Santa Catarina segue em estado de atenção diante do avanço das doenças transmitidas pelo mosquito Aedes aegypti. Dados divulgados pela Secretaria de Estado da Saúde mostram que, somente neste ano, já foram identificados 5.702 focos do vetor em 218 municípios catarinenses, acendendo o alerta para a população e para os órgãos de vigilância.
O levantamento faz parte do segundo informe epidemiológico do ano e reúne informações coletadas entre 4 de janeiro e o último dia 2. Dos 295 municípios do estado, 185 são considerados infestados pelo mosquito, o que evidencia a ampla circulação do vetor em Santa Catarina.
Casos de dengue sob monitoramento
Além do número elevado de focos, o informe aponta 5.476 notificações de dengue no período analisado. Desse total, 2.097 casos foram classificados como prováveis. Três óbitos seguem em investigação pelas autoridades de saúde.
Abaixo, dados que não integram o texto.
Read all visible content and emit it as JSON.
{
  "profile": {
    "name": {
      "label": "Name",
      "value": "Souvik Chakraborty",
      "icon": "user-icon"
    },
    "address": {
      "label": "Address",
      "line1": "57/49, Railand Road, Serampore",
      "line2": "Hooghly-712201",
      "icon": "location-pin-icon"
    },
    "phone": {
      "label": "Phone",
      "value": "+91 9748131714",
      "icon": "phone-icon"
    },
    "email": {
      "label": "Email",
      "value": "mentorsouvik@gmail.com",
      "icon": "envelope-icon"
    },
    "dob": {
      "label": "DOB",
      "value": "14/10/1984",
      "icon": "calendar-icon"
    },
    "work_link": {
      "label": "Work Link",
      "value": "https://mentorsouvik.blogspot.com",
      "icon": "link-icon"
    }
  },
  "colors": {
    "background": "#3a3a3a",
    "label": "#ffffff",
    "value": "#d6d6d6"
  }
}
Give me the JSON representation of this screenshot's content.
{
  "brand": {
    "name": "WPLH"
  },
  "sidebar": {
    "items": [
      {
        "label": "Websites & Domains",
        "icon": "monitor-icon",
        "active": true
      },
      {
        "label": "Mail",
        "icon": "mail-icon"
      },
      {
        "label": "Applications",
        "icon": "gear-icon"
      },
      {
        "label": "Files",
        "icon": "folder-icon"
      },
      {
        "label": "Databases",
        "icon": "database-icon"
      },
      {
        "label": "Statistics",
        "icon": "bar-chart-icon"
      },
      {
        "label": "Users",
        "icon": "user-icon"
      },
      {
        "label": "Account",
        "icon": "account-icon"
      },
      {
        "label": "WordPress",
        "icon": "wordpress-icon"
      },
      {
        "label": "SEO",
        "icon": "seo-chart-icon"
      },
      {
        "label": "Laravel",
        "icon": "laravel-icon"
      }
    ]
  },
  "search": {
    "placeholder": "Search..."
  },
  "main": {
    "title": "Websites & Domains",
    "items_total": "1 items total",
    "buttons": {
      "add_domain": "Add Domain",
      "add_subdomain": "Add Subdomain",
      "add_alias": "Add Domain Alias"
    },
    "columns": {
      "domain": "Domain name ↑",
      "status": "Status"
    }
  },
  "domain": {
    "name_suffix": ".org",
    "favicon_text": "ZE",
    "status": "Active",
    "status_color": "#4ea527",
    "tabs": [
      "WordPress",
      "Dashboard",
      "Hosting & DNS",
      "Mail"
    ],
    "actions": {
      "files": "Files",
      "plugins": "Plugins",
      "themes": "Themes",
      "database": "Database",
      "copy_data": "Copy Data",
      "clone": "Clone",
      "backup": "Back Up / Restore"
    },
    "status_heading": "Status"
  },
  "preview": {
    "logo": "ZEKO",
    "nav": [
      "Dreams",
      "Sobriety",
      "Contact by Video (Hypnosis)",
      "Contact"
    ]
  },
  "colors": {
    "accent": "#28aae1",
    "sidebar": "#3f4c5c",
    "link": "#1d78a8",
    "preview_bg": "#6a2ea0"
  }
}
Segundo a Diretoria de Vigilância Epidemiológica (DIVE), o aumento das chuvas e das temperaturas nesta época do ano cria condições ideais para a proliferação do mosquito, o que exige atenção redobrada da população e dos gestores públicos.
Chikungunya registra aumento expressivo
O boletim também chama atenção para os casos de chikungunya em Santa Catarina. Foram registradas 78 notificações, com 43 casos considerados prováveis. Em comparação com o mesmo período de 2025, quando houve 20 casos prováveis, o crescimento chega a 290%. Até o momento, não há registro de óbitos pela doença no estado.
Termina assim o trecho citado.